Art can flourish from ignoble inspirations, as the careers of Jonathan Demme, David Lynch, and Karyn Kusama have proved. Mr. Labute isn’t quite as ambitious but he is shrewd and, like many of his contemporaries, a child of the times. Whether his affectations are by default or by choice is a close call, but they can’t be missed in the ironies filtering their way through “Fear the Night” or, for that matter, last year’s “House of Darkness.” Both films bring proto-feminist conventions into a post-#MeToo age.

Anyway, the story: Tess (Ms. Q) is a veteran of the Iraq war and a recovering alcoholic who is attending a bachelorette party for her sister Rose (Highdee Kuan). The event has been organized by Beth (Kat Foster), another sister, and is being held at their family’s home, a sizable farmhouse in the remote hills of California. Tensions between Tess and Beth are high and they only increase with the arrival of the other guests: five college friends and Alfonse (KeiLyn Durrel Jones), a muscle-bound chef who is as gifted at stripping as he is with the hors d’oeuvres.

Prior to the festivities, the ladies head into town on a shopping spree — booze and chips being the priority. They are summarily hit on by a trio of guys, backwoods types who could be stock characters straight out of “Deliverance.” Their leader is Perry (a tensely wound Travis Hammer) and he promptly gets a bee in his bonnet for Tess — who, admittedly, is accomplished at stirring the hive. There are also a couple of man-boys who serve as caretakers for the family’s estate and, as things turn out, they have a meth lab squirreled away in their cabin. And what about the rumor concerning a sizable amount of money stashed in the farmhouse attic?

Night falls and the bachelorette party is put under threat by a group of masked men in humvees, one of whom proves alarmingly adept at wielding a bow-and-arrow. Murder and mayhem ensue, as does the opportunity for Tess to flex tactical knowledge gleaned from her time in the service. As a director, Mr. Labute is gratifyingly economical. “Fear the Night” knows what it is and doesn’t stop moving. 
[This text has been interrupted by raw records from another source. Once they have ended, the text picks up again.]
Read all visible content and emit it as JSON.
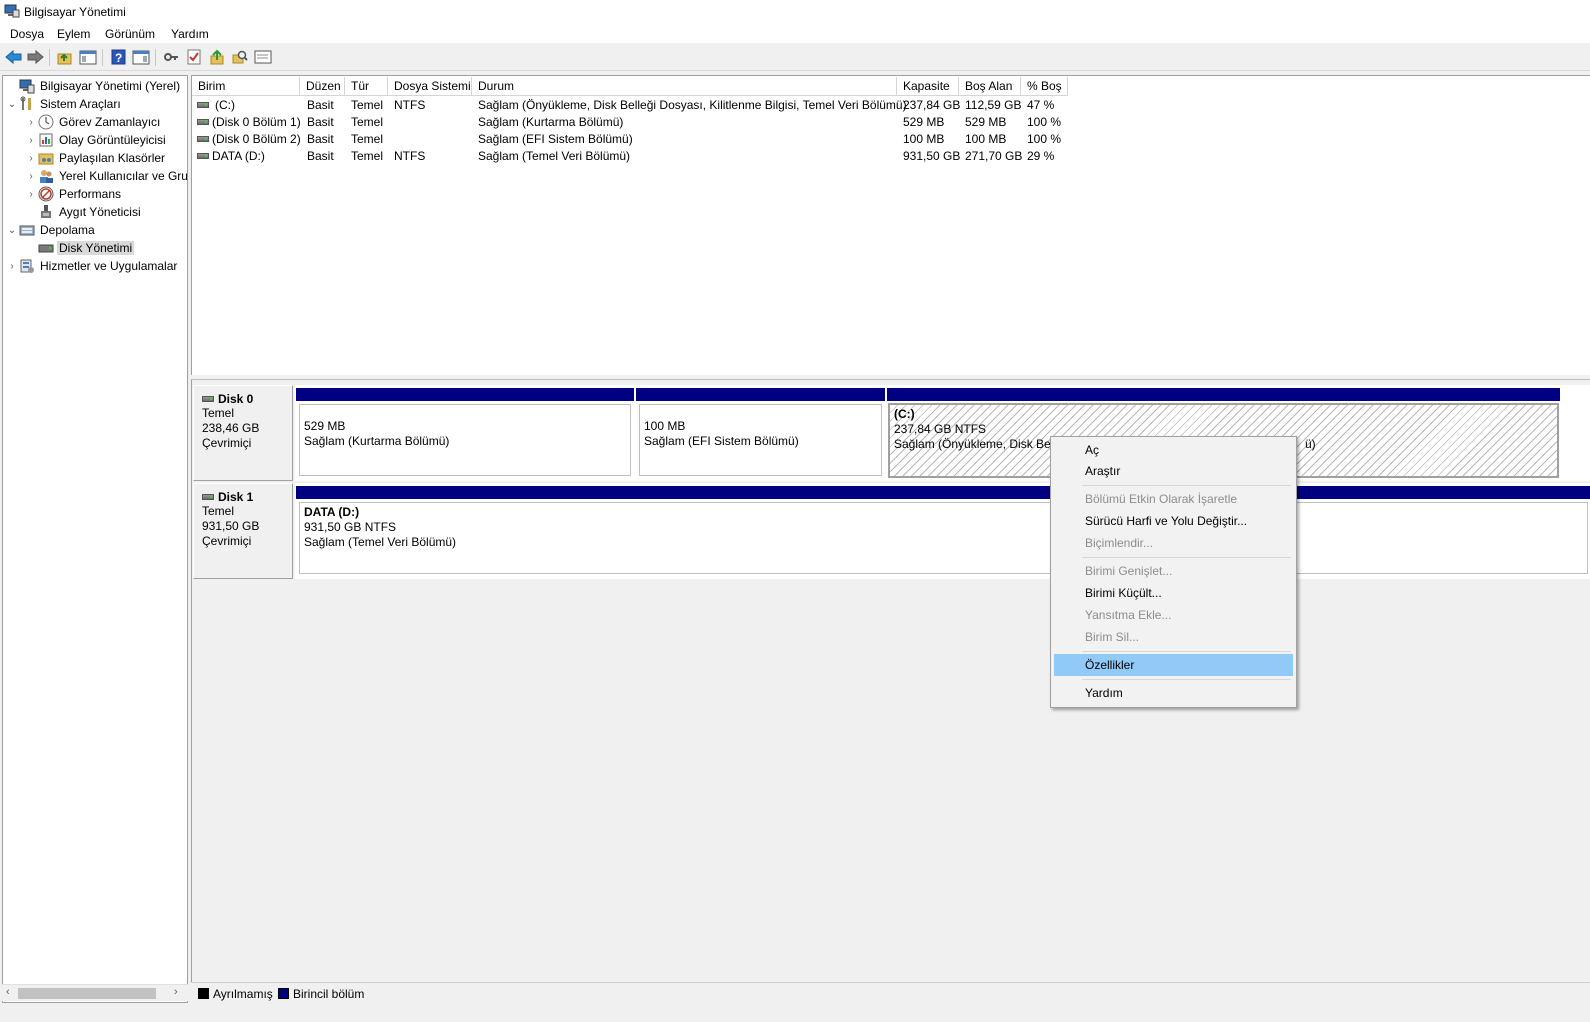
{
  "window": {
    "title": "Bilgisayar Yönetimi"
  },
  "menubar": [
    "Dosya",
    "Eylem",
    "Görünüm",
    "Yardım"
  ],
  "tree": {
    "root": "Bilgisayar Yönetimi (Yerel)",
    "system_tools": "Sistem Araçları",
    "task_scheduler": "Görev Zamanlayıcı",
    "event_viewer": "Olay Görüntüleyicisi",
    "shared_folders": "Paylaşılan Klasörler",
    "local_users": "Yerel Kullanıcılar ve Gru",
    "performance": "Performans",
    "device_manager": "Aygıt Yöneticisi",
    "storage": "Depolama",
    "disk_management": "Disk Yönetimi",
    "services": "Hizmetler ve Uygulamalar"
  },
  "volume_list": {
    "columns": [
      "Birim",
      "Düzen",
      "Tür",
      "Dosya Sistemi",
      "Durum",
      "Kapasite",
      "Boş Alan",
      "% Boş"
    ],
    "rows": [
      [
        "(C:)",
        "Basit",
        "Temel",
        "NTFS",
        "Sağlam (Önyükleme, Disk Belleği Dosyası, Kilitlenme Bilgisi, Temel Veri Bölümü)",
        "237,84 GB",
        "112,59 GB",
        "47 %"
      ],
      [
        "(Disk 0 Bölüm 1)",
        "Basit",
        "Temel",
        "",
        "Sağlam (Kurtarma Bölümü)",
        "529 MB",
        "529 MB",
        "100 %"
      ],
      [
        "(Disk 0 Bölüm 2)",
        "Basit",
        "Temel",
        "",
        "Sağlam (EFI Sistem Bölümü)",
        "100 MB",
        "100 MB",
        "100 %"
      ],
      [
        "DATA (D:)",
        "Basit",
        "Temel",
        "NTFS",
        "Sağlam (Temel Veri Bölümü)",
        "931,50 GB",
        "271,70 GB",
        "29 %"
      ]
    ]
  },
  "disks": {
    "disk0": {
      "name": "Disk 0",
      "type": "Temel",
      "size": "238,46 GB",
      "status": "Çevrimiçi",
      "p1": {
        "size": "529 MB",
        "status": "Sağlam (Kurtarma Bölümü)"
      },
      "p2": {
        "size": "100 MB",
        "status": "Sağlam (EFI Sistem Bölümü)"
      },
      "p3": {
        "name": "(C:)",
        "size": "237,84 GB NTFS",
        "status": "Sağlam (Önyükleme, Disk Belle",
        "status_tail": "ü)"
      }
    },
    "disk1": {
      "name": "Disk 1",
      "type": "Temel",
      "size": "931,50 GB",
      "status": "Çevrimiçi",
      "p1": {
        "name": "DATA  (D:)",
        "size": "931,50 GB NTFS",
        "status": "Sağlam (Temel Veri Bölümü)"
      }
    }
  },
  "legend": {
    "unallocated": "Ayrılmamış",
    "primary": "Birincil bölüm"
  },
  "context_menu": {
    "open": "Aç",
    "explore": "Araştır",
    "mark_active": "Bölümü Etkin Olarak İşaretle",
    "change_letter": "Sürücü Harfi ve Yolu Değiştir...",
    "format": "Biçimlendir...",
    "extend": "Birimi Genişlet...",
    "shrink": "Birimi Küçült...",
    "add_mirror": "Yansıtma Ekle...",
    "delete": "Birim Sil...",
    "properties": "Özellikler",
    "help": "Yardım"
  },
  "colors": {
    "primary_partition": "#000080",
    "unallocated": "#000000",
    "menu_highlight": "#91c9f7"
  }
}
The plot, though, is rife with coincidence, caricature, and extremity — so much so, that you can’t help but wonder if what Mr. Labute has crafted here is an under-the-table genre parody. The requisite epilogue baffles, positing a world without men even as it goes to underscore the ineradicability of misogyny. In the end, Mr. Labute’s gift is undeniable and a thorn in one’s side — a tidy paradox put into high relief with “Fear the Night.”